David Gosselin is a poet, translator, and linguist based in Montreal. He is the founder of The Chained Muse poetry website and the founder of the New Lyre Podcast. His first collection of poems is entitled Modern Dreams.

“In Residence” by Jane Blanchard

A challenge of dividing time between
two homes arises in the middle of
the night. One wakes up questioning the scene
of somnolence. Is there a fan above
the bed? How heavy are the covers on
the body? Answers indicate the floor
plan one must walk to reach the nearest john
while not relying on night vision more
than absolutely necessary. (Eyes
once open rarely want to close again
for hours.) With luck, one’s better half just sighs,
turns over, goes right back to sleep. A win
comes when one’s self succumbs to slumber and
some sprightly man begins to sprinkle sand.




Jane Blanchard lives and writes in Georgia (USA).  Her work has recently appeared in The Asses of ParnassusThe Ekphrastic ReviewThe North American Anglican, and The Spectator.  Her latest collection with Kelsay Books is In or Out of Season (2020).

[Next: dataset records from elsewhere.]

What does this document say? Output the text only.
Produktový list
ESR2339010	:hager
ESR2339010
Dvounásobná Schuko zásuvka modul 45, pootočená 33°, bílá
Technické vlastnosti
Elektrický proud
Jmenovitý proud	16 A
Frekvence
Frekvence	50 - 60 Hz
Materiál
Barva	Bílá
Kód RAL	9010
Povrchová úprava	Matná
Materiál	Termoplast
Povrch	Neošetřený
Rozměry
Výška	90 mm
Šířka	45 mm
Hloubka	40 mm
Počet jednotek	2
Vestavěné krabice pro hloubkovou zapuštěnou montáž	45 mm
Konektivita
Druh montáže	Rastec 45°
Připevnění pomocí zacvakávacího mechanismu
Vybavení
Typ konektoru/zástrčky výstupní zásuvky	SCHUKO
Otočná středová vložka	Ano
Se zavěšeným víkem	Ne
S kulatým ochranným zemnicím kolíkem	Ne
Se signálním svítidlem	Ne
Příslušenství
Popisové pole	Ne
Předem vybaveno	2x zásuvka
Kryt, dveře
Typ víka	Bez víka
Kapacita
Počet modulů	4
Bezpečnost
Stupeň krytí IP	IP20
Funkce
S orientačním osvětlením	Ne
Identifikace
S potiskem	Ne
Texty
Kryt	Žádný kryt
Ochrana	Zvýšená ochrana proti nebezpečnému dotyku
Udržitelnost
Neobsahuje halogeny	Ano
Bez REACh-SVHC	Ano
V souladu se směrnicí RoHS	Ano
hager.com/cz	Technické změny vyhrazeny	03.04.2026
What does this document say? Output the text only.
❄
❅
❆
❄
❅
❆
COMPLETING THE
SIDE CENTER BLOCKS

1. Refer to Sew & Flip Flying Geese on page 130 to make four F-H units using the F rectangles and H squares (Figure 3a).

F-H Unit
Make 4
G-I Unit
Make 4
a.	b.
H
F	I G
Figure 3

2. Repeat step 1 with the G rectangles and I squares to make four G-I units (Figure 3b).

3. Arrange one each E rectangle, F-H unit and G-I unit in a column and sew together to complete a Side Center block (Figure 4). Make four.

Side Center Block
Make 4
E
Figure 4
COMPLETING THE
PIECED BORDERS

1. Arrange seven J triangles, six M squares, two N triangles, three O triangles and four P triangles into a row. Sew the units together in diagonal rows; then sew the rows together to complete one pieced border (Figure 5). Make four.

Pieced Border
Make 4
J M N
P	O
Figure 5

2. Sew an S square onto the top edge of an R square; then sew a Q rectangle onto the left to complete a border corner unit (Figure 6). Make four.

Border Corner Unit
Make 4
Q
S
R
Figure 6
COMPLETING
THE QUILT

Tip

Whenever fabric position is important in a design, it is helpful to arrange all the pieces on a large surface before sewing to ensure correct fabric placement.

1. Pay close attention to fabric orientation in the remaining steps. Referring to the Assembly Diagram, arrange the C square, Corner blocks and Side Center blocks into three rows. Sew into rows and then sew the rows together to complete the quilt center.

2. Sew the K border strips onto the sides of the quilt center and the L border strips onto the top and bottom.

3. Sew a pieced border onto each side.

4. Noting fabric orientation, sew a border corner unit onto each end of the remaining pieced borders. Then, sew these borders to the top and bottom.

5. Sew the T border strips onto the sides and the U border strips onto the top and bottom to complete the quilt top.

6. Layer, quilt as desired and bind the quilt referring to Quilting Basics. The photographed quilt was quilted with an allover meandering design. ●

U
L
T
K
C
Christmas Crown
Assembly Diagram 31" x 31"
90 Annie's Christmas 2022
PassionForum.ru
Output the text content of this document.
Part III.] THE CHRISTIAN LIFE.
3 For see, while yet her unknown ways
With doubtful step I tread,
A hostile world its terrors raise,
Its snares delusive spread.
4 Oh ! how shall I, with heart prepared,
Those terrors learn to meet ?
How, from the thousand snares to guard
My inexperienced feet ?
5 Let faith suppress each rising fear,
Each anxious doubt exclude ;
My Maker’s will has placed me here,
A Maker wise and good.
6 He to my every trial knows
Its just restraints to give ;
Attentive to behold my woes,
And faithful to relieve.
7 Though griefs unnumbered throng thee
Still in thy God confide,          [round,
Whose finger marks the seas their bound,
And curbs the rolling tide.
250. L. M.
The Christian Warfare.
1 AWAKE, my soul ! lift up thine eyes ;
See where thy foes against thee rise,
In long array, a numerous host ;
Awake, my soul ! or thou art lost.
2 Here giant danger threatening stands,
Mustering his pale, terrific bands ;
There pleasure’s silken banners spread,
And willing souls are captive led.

“Names” by Sathya Narayana

They’re names, mere graven names on hidden rooms.
They cannot breathe, can’t see, nor feel their skins.
They’re fluid letters on tombs, discharging spumes
of false compassion, over interred sins.
 
Suffixed were some by noble epithets.
Some names were brands and some synonymous
to crime. Some odd, some bad, some funny sobriquets;
some famed, some strange and few pseudonymous!
 
The warmth of palms touching the frozen stone
and myriad scents of vivid flowers placed
on tombs, those names, alas, can never own.
They’re wailing souls by worldly scents still laced.
 
They’re quiet in wait, under the weight of tombs;
frantic to gain fresh names through nascent wombs!
 
 
 
 
 
Sathya Narayana has been published in a number of print and web magazines, including The Society of Classical Poets, Westward Quarterly, Metverse Muse Journal, Poets International, Saptagiri, Rock Pebbles, Scarlet Leaf Review, and Better than Starbucks. She resides in India.

“Disgruntled Thoughts After a Fruitless Summer of Job-Hunting” by Linda Ferguson

2020 Pushcart Prize Nominee

My bitterness reveals itself – you see
it on my lips, my mouth a cold pinched fist.
This is not, of course, how I want to be –
like a fern, I long to unfurl in mist,
to blossom in fragrant night without sound –
or to transform from bud to vibrant peach
with a scarlet center – a zing – wrapped round
a core of impenetrability.
But no, I’m me – I spit, shuffle, choke, swat
when I want to buzz, skim, hover and wing
like a nectar-seeking bee, not the wasp,
with its lean stripes and its rapier sting –
turning with precision (a practiced art!)
I strike the tender flesh of my own heart.

 

Linda Ferguson is an award-winning, Pushcart-nominated writer of poetry, essays, and fiction. Her poetry chapbook, Baila Conmigo, was published by Dancing Girl Press. As a writing teacher, she has a passion for helping students find their voice and explore new territory.